Yeah, I've not been impressed by Dawkins in a long time, but the arguments against him are badly underbaked. There's a ton of people who have nothing deeper to say here than Turing Test, and I'm hard-pressed to give a response that doesn't start with 'because it's too much smarter than the average human?'
The flip side to that is that Dawkins should be better than the average twitter user, and maybe up to the par set by a random furry comic. The man was one of the Four Horseman, and even if that turns out to mean less than it should have, it should still mean something. Even if Dawkins is writing to a casual readership, failing to motion at the Chinese Room experiment is a disappointment. His summary of the Turing Test is misleading, but worse than that, it doesn't really confront the obvious downstream question: is thinking the same as all human capacity? He has a deeply flawed understanding of how Claude (likely) operates, and did not evaluate how accurate Claude's own analysis of its internal mechanisms were. He's in a conversation with something that can check these out!
There's something deeper in the p-zombie question, but a) the deepest he's asking is the sorta thing LW considered played out over a decade and a half ago and b) he doesn't explore that well, either.
((Living things might have developed consciousness as a side effect of an effective pain response, which LLM doesn't need to have... except then we're assuming every organism with a complex pain response is 'conscious', which makes the word meaningless again unless you feel really bad setting down mousetraps.))

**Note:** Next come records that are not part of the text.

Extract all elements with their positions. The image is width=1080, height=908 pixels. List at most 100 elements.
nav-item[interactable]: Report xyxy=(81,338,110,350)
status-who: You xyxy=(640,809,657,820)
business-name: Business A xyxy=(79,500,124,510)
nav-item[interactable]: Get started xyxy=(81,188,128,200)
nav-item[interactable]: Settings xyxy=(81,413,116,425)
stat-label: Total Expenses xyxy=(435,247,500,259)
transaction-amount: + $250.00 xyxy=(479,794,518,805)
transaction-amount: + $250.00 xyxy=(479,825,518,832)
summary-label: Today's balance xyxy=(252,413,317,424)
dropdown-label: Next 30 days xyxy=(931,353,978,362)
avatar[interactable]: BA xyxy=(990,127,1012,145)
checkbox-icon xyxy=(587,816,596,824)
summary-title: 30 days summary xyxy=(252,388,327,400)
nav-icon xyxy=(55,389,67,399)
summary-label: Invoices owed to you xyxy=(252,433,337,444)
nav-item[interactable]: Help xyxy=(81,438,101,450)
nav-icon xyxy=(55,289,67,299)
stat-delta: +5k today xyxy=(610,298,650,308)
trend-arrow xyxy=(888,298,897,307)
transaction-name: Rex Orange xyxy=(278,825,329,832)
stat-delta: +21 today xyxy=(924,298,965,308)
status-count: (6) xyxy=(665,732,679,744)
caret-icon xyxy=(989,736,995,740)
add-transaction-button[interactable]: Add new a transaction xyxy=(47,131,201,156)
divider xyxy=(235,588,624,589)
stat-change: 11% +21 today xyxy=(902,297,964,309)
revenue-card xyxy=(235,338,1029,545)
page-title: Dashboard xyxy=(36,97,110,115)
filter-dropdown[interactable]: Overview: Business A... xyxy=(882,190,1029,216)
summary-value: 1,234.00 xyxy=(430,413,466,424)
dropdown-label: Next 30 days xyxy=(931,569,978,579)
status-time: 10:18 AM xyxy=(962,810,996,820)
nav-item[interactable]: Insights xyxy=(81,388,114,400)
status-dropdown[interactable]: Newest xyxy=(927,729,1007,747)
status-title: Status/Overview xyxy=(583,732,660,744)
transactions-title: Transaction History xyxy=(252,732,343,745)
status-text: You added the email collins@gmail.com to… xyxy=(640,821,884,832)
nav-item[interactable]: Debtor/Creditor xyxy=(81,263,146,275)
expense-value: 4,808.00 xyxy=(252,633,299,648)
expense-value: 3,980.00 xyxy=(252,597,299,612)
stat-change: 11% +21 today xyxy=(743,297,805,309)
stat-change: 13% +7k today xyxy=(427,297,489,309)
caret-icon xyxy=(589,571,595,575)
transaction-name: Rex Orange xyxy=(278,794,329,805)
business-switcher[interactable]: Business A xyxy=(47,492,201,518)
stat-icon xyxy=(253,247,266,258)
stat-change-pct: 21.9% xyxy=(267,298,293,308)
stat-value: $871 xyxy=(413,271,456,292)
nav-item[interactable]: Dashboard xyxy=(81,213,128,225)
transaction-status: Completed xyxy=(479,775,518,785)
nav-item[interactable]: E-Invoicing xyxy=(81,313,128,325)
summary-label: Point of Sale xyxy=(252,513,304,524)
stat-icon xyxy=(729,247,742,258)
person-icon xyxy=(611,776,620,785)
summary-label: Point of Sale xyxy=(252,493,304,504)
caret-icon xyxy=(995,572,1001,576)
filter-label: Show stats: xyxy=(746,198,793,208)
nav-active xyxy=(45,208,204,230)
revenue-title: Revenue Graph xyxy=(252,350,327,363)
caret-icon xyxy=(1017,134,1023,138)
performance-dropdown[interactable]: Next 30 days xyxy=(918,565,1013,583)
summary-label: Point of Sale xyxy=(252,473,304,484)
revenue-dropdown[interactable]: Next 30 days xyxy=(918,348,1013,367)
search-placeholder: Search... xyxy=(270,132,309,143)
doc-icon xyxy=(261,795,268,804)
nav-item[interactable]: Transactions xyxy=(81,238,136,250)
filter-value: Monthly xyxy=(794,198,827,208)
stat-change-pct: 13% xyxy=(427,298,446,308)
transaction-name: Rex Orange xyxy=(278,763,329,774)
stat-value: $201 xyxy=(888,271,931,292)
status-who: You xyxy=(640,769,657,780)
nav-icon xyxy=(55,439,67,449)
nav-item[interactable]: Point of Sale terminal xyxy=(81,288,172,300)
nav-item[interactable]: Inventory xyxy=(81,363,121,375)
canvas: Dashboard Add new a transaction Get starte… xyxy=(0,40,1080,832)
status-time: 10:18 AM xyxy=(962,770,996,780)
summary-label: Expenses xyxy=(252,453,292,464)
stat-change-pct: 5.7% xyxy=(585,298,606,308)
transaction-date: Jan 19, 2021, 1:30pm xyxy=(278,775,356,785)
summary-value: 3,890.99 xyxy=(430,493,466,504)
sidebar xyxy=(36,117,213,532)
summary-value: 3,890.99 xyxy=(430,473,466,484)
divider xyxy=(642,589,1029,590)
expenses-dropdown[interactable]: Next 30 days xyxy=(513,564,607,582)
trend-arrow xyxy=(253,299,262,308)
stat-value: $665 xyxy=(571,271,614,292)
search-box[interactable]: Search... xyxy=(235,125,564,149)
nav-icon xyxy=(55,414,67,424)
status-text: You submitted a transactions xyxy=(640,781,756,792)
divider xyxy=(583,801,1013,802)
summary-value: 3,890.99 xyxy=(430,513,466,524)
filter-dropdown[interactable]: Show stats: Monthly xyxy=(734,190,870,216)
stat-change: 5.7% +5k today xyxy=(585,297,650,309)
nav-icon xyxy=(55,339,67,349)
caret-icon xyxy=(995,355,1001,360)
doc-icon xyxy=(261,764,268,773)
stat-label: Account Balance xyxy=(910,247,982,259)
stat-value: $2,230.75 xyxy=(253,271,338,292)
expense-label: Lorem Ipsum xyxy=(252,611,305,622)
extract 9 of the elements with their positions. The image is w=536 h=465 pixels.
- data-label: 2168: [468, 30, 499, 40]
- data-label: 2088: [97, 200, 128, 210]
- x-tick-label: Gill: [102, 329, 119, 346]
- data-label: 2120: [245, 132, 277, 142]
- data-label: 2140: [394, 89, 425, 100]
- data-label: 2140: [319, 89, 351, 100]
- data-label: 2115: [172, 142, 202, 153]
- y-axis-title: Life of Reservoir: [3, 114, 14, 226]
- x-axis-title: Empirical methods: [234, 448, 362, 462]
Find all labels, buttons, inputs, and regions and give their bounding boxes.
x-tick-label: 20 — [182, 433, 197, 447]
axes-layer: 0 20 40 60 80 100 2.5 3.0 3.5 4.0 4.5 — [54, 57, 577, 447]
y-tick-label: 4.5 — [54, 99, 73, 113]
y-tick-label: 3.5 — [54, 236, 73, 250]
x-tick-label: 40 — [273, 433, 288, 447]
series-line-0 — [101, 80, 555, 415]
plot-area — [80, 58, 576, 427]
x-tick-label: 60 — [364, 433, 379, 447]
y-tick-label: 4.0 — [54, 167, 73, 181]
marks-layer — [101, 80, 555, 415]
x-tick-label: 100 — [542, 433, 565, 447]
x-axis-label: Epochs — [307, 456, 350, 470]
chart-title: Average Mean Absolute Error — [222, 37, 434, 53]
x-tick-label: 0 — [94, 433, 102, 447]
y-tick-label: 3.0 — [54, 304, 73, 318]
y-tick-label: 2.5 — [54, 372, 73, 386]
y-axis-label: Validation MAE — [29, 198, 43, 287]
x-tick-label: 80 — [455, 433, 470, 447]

The shallow answer is to borrow from LessWrong jargon and dissolve the question. There's a meaningful if flaky question of whether Seale's Chinese Room 'understands' Chinese, but 'conscious' is less 'flaky' and more empty. But I'm not sure there is a definition of conscious that we actually care about, rather than the symbolic flag and meaning we give to it.
There's a better answer that delves into the process of how they work -- LLMs don't intrinsically have long-term memory, they don't even solve questions with one specific operation but by doing the math to predict each token one at a time by feeding the whole or most of a previous conversation in, yada. But that gets really deep into the weeds about what identity means, and that way lies Roko's Basilisk, so nope.
I'm not sure of the deep answer.
I agree with you, but the shrimp welfare people clearly do not. Forget arguing over whether a hunk of silicon is conscious, we're arguing over do shrimp have feelings and quality of life, and if you say "obviously no" then you're a monster.